This post first appeared at Tennis Grandstand.
Li Na? Or Na Li?
The western world’s difficulty with the naming order of the former Roland Garros winner is sometimes the least of her problems. She (basically) carries the burden of an entire nation, becoming the first Asian woman to win a major title in singles. She graced the cover of TIME Magazine, and was named by the publication as one of the 100 most influential people in the world this year. Recently called “the most important player of the decade” by WTA CEO Stacey Allaster, Li’s success has been instrumental in the rise of tennis in the Asia/Pacific region, as well as spearheading the concerted marketing efforts of the WTA in the area.
Nothing in Li’s career had marked her as a particularly strong clay court prior to her run to the Roland Garros title in 2011. She had previous contested just four French Opens, reaching three third rounds and one fourth round. Clay so often rewards patience, and this is a virtue that Li does not always possess. When Li is having a good day, she puts on a show. she’s capable of blowing anyone on the WTA off the court and going toe-to-toe with the game’s biggest hitters. The surface is irrelevant, as she can hit through any conditions. When she’s off, however, the match becomes more of a struggle against herself than any opponent.

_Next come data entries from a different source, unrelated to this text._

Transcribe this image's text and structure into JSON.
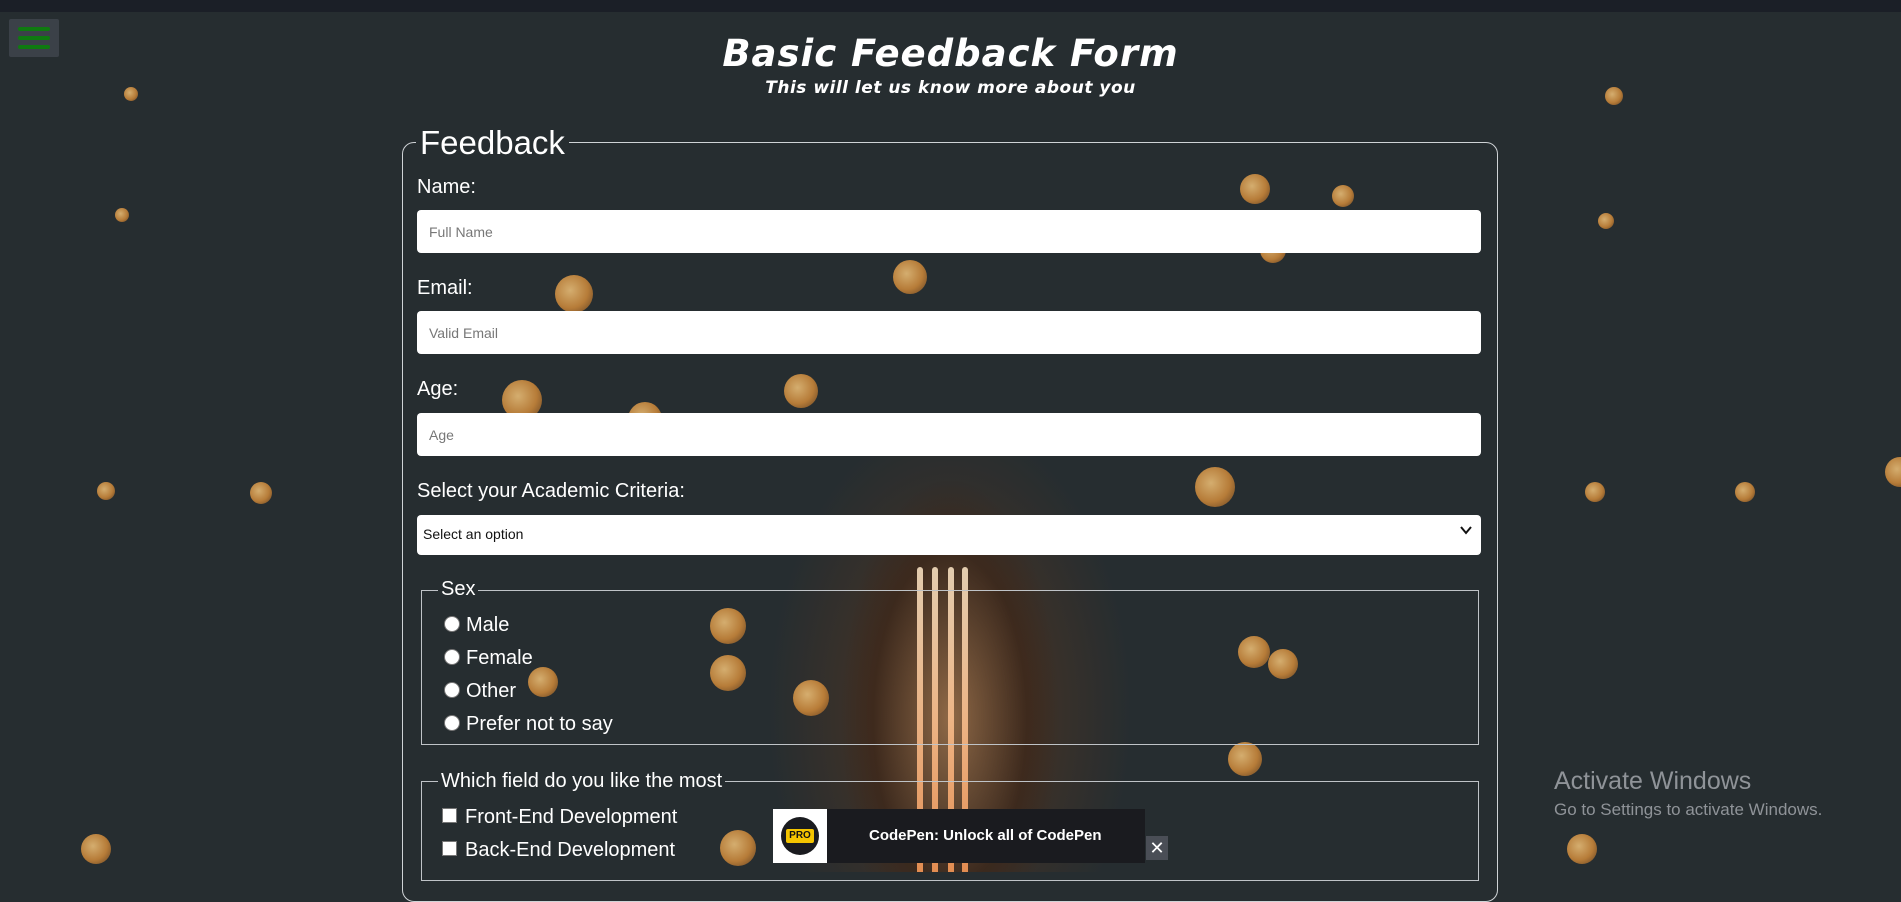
{
  "header": {
    "title": "Basic Feedback Form",
    "subtitle": "This will let us know more about you"
  },
  "menu": {
    "icon": "hamburger-menu-icon"
  },
  "form": {
    "legend": "Feedback",
    "name": {
      "label": "Name:",
      "placeholder": "Full Name"
    },
    "email": {
      "label": "Email:",
      "placeholder": "Valid Email"
    },
    "age": {
      "label": "Age:",
      "placeholder": "Age"
    },
    "criteria": {
      "label": "Select your Academic Criteria:",
      "selected": "Select an option"
    },
    "sex": {
      "legend": "Sex",
      "options": [
        "Male",
        "Female",
        "Other",
        "Prefer not to say"
      ]
    },
    "fields": {
      "legend": "Which field do you like the most",
      "options": [
        "Front-End Development",
        "Back-End Development"
      ]
    }
  },
  "windows_watermark": {
    "title": "Activate Windows",
    "subtitle": "Go to Settings to activate Windows."
  },
  "codepen_promo": {
    "badge": "PRO",
    "text": "CodePen: Unlock all of CodePen",
    "close": "✕"
  },
  "colors": {
    "background": "#262d30",
    "hamburger": "#0f7a10",
    "pro_badge": "#f4c400"
  }
}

After reaching the final in Stuttgart and losing a decent match to Maria Sharapova, Li struggled to adapt to the conditions in Madrid when facing lucky loser Madison Keys in the opening round; while no excuse, Li was no doubt befuddled by the last-minute withdrawal of Tamira Paszek, and received little to no advanced warning that she’d be playing Keys. In a 6-3, 6-2 defeat, Li amassed a total of 34 unforced errors, while balancing that out with just eight winners.
After playing one of the most dramatic matches of the 2012 season with Maria Sharapova in the finals at the Foro Italico last year, Li no doubt returned to Rome in 2013 looking to avenge some of the bad memories from a season ago. Li brushed aside countrywoman Zheng Jie in her opening match, delivering a clinical performance against a player she had previously struggled against; prior to their second round match, Zheng had won four of five previous meetings.
On the other side of the net in Rome on Thursday was Jelena Jankovic, a woman who has won six titles on clay in her career; this haul includes back-to-back titles in Rome at the height of her career in 2007 and 2008. The match was perhaps a microcosm of Li’s career; she was strikingly brilliant for a point or two, but largely flat, wild and unimpressive. Jankovic triumphed by a 7-6(2), 7-5 scoreline but it was perhaps Li’s stat line that was the most shocking of all: 31 winners and 62 unforced errors.
Statistics so rarely tell the real story regarding the dynamics of a tennis match, but tend to be incredibly accurate when Li steps on court. What was Keys’ tally in Madrid? Seven winners, 11 unforced errors. Jankovic’s was no better in Rome, as the Serbian needed just 16 winners (while making 29 errors of her own) to come out the victor. When Li is playing well, she forces her opposition to outplay her; when she’s not, however, they are only required to be just shy of ordinary.
While she has shown that she is able to shine on the biggest stages multiple times, there have been just as many or more when she has failed to rise to the occasion. At the age of 31, Li isn’t getting any younger. Erratic performances have categorized her less-than-traditional road to the top, and she can no longer afford consistently disappointing letdowns like in Madrid and Rome. A Jekyll-and-Hyde performer on court, it’s almost as if she still doesn’t know what kind of player she can be.
(For the record, it’s Li Na. We can at least be sure of that.)